Active models of cognitive reserve work from the assumption that a brain actively attempts to heal brain damages. To some degree, this will-to-repair process is present in both healthy and damaged brains. The difference lies in flexibility, creativity, and ability-to-repair. Traumatic brain injuries reduce the amount of cognitive reserve available to a person, thereby reducing our client's ability to spring back from future injuries and exposing our clients to increased risk of mentally unbalanced diseases at an earlier point in life.  
With Alzheimer's, at autopsy, a grotesquely shriveled and cavernous brain, filled with plaques and tangles, a brain which has clearly been disintegrating for a decade, may have been culled from a patient who showed symptoms of dementia for only a couple years. In contrast, a dramatically more intact brain may be culled from a patient who has suffered from dementia for over a decade. Interestingly, people who accomplished higher levels of education are generally diagnosed at later stages of dementia, leading researchers to believe that education protects against disease manifestations when it may merely protect against traditional diagnosis methodologies. Similarly, more educated clients may suffer higher levels of brain dysfunction without detection because neuropsychologists are trained to hunt for the median fellow. 
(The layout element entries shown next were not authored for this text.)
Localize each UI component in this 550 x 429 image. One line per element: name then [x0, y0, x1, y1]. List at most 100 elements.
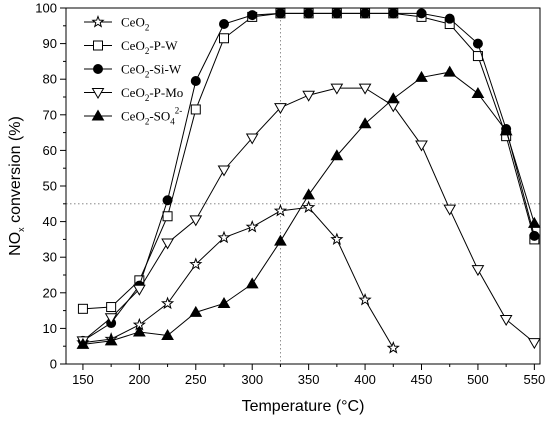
y-tick-label: 20: [43, 285, 57, 300]
data-point: [443, 65, 457, 77]
series-layer: [76, 8, 541, 354]
data-point: [189, 257, 203, 270]
data-point: [330, 149, 344, 161]
x-axis-label: Temperature (°C): [242, 398, 365, 415]
y-axis-label-subscript: x: [16, 227, 26, 232]
data-point: [247, 10, 258, 21]
data-point: [190, 75, 201, 86]
data-point: [499, 124, 513, 136]
x-tick-label: 500: [467, 372, 489, 387]
legend-entry: CeO2-SO42-: [84, 106, 182, 127]
data-point: [302, 90, 316, 102]
data-point: [217, 296, 231, 308]
data-point: [386, 92, 400, 104]
data-point: [471, 86, 485, 98]
y-tick-label: 80: [43, 72, 57, 87]
legend-entry: CeO2-P-W: [84, 38, 178, 56]
data-point: [415, 70, 428, 82]
x-tick-label: 550: [524, 372, 546, 387]
legend-label: CeO2-SO42-: [121, 106, 182, 127]
data-point: [527, 338, 541, 350]
data-point: [527, 216, 541, 228]
data-point: [275, 8, 286, 19]
data-point: [330, 232, 344, 246]
y-tick-label: 40: [43, 214, 57, 229]
data-point: [274, 103, 287, 115]
legend-label: CeO2-P-W: [121, 38, 178, 56]
legend-marker: [91, 88, 105, 99]
y-axis-label-prefix: NO: [7, 232, 24, 256]
data-point: [217, 165, 231, 177]
data-point: [245, 133, 259, 145]
data-point: [190, 104, 201, 115]
data-point: [471, 265, 485, 277]
legend-label: CeO2-Si-W: [121, 62, 182, 80]
data-point: [388, 8, 399, 19]
y-tick-label: 100: [35, 1, 57, 16]
y-tick-label: 30: [43, 250, 57, 265]
data-point: [161, 329, 174, 341]
series-3: [76, 83, 541, 350]
data-point: [160, 296, 175, 310]
legend-marker: [91, 109, 105, 121]
data-point: [189, 215, 203, 227]
data-point: [416, 8, 427, 19]
x-tick-label: 450: [411, 372, 433, 387]
data-point: [161, 238, 174, 250]
legend-marker: [91, 15, 105, 28]
y-tick-label: 90: [43, 36, 57, 51]
data-point: [303, 8, 314, 19]
y-tick-label: 50: [43, 179, 57, 194]
series-0: [76, 200, 400, 354]
data-point: [358, 83, 372, 95]
data-point: [217, 230, 231, 244]
data-point: [76, 337, 90, 349]
data-point: [331, 8, 342, 19]
y-tick-label: 10: [43, 321, 57, 336]
data-point: [132, 325, 146, 337]
legend-entry: CeO2: [84, 15, 149, 33]
legend-entry: CeO2-P-Mo: [84, 85, 183, 103]
data-point: [472, 38, 483, 49]
data-point: [386, 341, 400, 354]
data-point: [162, 195, 173, 206]
data-point: [302, 188, 316, 200]
y-tick-label: 0: [50, 357, 57, 372]
data-point: [360, 8, 371, 19]
data-point: [443, 204, 457, 216]
x-tick-label: 350: [298, 372, 320, 387]
data-point: [77, 303, 88, 314]
data-point: [358, 117, 372, 129]
y-axis-label: NOx conversion (%): [7, 116, 26, 256]
y-axis-label-suffix: conversion (%): [7, 116, 24, 227]
data-point: [499, 315, 513, 326]
x-tick-label: 250: [185, 372, 207, 387]
y-tick-label: 60: [43, 143, 57, 158]
data-point: [219, 19, 229, 30]
data-point: [106, 302, 117, 313]
data-point: [386, 101, 400, 113]
data-point: [330, 83, 344, 95]
data-point: [415, 140, 428, 152]
series-line: [82, 206, 394, 349]
data-point: [302, 200, 316, 213]
data-point: [274, 234, 287, 246]
data-point: [219, 33, 229, 44]
series-2: [77, 8, 540, 346]
series-line: [82, 87, 535, 344]
data-point: [189, 305, 203, 317]
data-point: [245, 220, 259, 233]
y-tick-label: 70: [43, 107, 57, 122]
x-tick-label: 200: [129, 372, 151, 387]
legend-label: CeO2: [121, 15, 149, 33]
data-point: [132, 284, 146, 296]
data-point: [444, 13, 455, 24]
data-point: [358, 292, 372, 306]
legend-marker: [93, 40, 103, 51]
data-point: [273, 203, 288, 217]
legend: CeO2 CeO2-P-W CeO2-Si-W CeO2-P-Mo CeO2-SO42-: [84, 15, 183, 127]
data-point: [104, 334, 118, 346]
axis-tick-labels: 150 200 250 300 350 400 450 500 550 0 10 20 30 40 50 60…: [35, 1, 545, 388]
axis-ticks: [60, 7, 535, 370]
For the same reason, the more highly educated victim of TBI or Alzheimer's disease, the faster their decline. The best theory today is that this is due to the delay in diagnosis due to the prophylactic effect of cognitive reserve which hid the effects of the damage. Your client was able to mediate TBI damages with cognitive reserve. He or she recruited alternative neurons, built new synapses, and used interchanging neural pathways to get-by for a long time and disguise his or her damages. Thus, your client was diagnosed with TBI at a later stage in the disease. And his or her decline will be alarmingly fast. By way of explanation, neuroscientists present functional brain imaging which shows that high functioning older adults recruit more of their brains and use more alternative brain strategies to so l have problems than lower functioning adults and lower functioning young people.  

Neuroscientists posit that high functioning older adults brains are more flexible as a result of expansive and varied early cognitive experience. Theoretically, intellectually stimulating activities and/or physical activities may increase capacity, efficiency, and resiliency of brain networks. In other words: the brain is plasticized (in a good way) by embracing challenge. The beneficial challenge may begin at any time, but researchers suggest that earlier intellectual activity is better. In an interesting aside, researchers generally stop defining intellectual activity at education and language, when the definition is, more likely than not, significantly broader.
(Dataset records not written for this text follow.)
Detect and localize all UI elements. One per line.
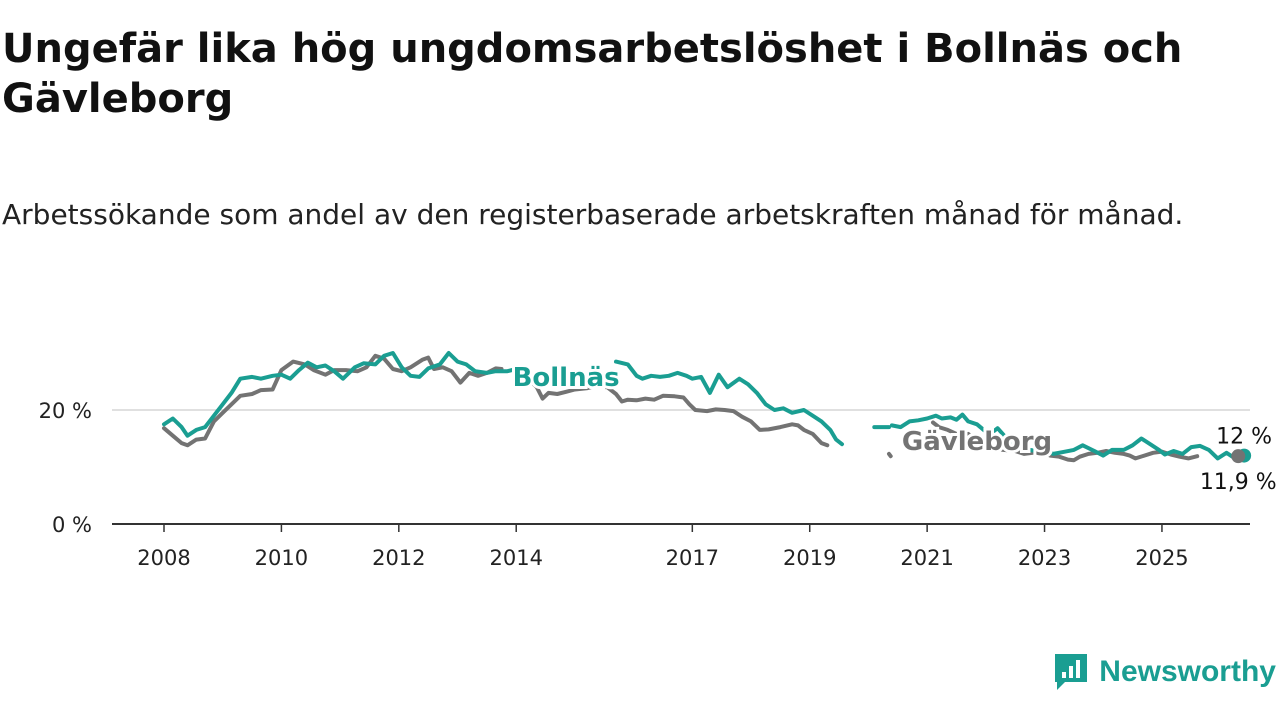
end-value-label: 11,9 % xyxy=(1200,470,1277,495)
chart-subtitle: Arbetssökande som andel av den registerb… xyxy=(2,198,1184,231)
series-label: Gävleborg xyxy=(902,427,1052,457)
x-tick-label: 2012 xyxy=(372,546,425,570)
series-line-gavleborg xyxy=(162,353,504,448)
newsworthy-logo-icon xyxy=(1055,654,1088,690)
x-tick-label: 2008 xyxy=(137,546,190,570)
y-tick-label: 0 % xyxy=(52,513,92,537)
x-tick-label: 2010 xyxy=(255,546,308,570)
end-value-label: 12 % xyxy=(1216,425,1272,450)
axis-layer: 0 % 20 % 2008 2010 2012 2014 2017 2019 2021 2023 2… xyxy=(39,399,1250,570)
chart-title: Ungefär lika hög ungdomsarbetslöshet i B… xyxy=(2,26,1183,122)
x-tick-label: 2019 xyxy=(783,546,836,570)
series-line-bollnas xyxy=(889,412,1250,461)
x-tick-label: 2021 xyxy=(900,546,953,570)
series-end-point xyxy=(1231,449,1246,464)
x-tick-label: 2025 xyxy=(1135,546,1188,570)
series-label: Bollnäs xyxy=(513,363,620,393)
series-layer xyxy=(162,351,1250,463)
newsworthy-logo: Newsworthy xyxy=(1053,652,1276,692)
x-tick-label: 2014 xyxy=(489,546,542,570)
y-tick-label: 20 % xyxy=(39,399,92,423)
brand-name: Newsworthy xyxy=(1099,655,1276,688)
series-line-bollnas xyxy=(162,351,527,438)
series-line-bollnas xyxy=(614,359,844,447)
x-tick-label: 2023 xyxy=(1018,546,1071,570)
x-tick-label: 2017 xyxy=(666,546,719,570)
series-line-gavleborg xyxy=(526,376,830,448)
line-chart: Bollnäs Gävleborg 12 % 11,9 % 0 % 20 % 2008 20… xyxy=(39,351,1280,570)
series-line-gavleborg xyxy=(887,451,893,459)
series-line-gavleborg xyxy=(931,420,1200,463)
series-line-bollnas xyxy=(558,376,574,387)
label-layer: Bollnäs Gävleborg 12 % 11,9 % xyxy=(510,360,1280,498)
Suggestions for cognitive reserve arguments for your closing argument: 
Diminished cognitive reserve makes your client more susceptible to oncoming dementia and/or Alzheimer's.

Diminished cognitive reserve makes your client subject to early onset dementia or Alzheimer's, like NFL football players, so your client has been involuntarily aged.
Diminished cognitive reserve exposes your client to increased risk of schizophrenia, adult depression, adult anxiety, all with longer persistence, and a future generally wide open to the horrors of mental illness.
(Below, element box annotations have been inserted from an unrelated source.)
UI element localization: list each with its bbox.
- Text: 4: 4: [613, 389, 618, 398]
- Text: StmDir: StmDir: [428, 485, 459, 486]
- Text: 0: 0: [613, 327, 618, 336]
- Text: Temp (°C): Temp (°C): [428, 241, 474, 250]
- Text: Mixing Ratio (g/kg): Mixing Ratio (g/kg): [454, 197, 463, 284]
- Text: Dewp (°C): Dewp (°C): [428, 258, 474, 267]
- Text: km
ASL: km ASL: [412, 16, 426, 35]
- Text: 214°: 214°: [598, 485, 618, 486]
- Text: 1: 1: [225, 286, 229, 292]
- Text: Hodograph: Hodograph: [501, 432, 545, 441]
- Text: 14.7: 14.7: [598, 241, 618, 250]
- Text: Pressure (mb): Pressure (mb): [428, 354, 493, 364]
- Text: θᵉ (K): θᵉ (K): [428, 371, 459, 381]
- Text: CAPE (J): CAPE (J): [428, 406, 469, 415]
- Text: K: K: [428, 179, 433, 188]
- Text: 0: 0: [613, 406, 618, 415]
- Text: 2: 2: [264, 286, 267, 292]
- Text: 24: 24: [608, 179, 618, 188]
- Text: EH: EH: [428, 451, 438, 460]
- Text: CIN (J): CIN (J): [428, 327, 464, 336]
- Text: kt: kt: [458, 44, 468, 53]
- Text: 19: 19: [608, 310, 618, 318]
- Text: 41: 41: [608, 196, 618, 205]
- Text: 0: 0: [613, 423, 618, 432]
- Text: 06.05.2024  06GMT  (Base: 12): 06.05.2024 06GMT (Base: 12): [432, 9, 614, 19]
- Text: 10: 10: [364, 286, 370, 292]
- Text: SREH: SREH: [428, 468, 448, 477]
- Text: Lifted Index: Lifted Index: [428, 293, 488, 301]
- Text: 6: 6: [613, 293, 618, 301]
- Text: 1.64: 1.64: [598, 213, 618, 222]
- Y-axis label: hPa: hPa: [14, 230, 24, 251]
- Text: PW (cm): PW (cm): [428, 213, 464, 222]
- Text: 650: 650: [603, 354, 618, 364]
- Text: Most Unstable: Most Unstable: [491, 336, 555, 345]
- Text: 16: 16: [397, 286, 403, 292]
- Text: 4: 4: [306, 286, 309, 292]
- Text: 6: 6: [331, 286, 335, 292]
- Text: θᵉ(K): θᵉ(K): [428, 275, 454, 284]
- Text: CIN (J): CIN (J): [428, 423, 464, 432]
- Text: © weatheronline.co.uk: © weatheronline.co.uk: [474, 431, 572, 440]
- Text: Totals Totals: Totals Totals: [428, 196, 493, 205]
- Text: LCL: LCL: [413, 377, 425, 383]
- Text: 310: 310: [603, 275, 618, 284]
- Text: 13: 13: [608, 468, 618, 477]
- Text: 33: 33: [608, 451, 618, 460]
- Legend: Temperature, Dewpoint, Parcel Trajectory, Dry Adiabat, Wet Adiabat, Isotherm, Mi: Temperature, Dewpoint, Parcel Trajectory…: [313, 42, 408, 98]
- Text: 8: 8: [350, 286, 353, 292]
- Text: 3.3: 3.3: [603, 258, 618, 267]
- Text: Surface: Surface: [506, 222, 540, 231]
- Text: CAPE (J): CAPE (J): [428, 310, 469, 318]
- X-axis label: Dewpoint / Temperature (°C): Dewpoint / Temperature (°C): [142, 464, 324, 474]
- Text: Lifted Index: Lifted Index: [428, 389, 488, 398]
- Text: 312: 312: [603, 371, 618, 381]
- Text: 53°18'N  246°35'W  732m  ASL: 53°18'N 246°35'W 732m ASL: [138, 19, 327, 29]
Your client's lifetime of an active mind is lost due to the wreck.  
Your client's educational expectations are lost due to the wreck.
Your client's social expectations are lost due to the wreck.
Your client's career expectations are lost due to the wreck.
Your client's moral compass is lost and all the horrors that go with that. 
Your client's soul has been amputated.
 The enormous costs of attendant care for your client in the future must be borne by someone. Who will that be? An innocent family member? The government? But for this accident, this burden would not have occurred, so where should that burden be fairly placed?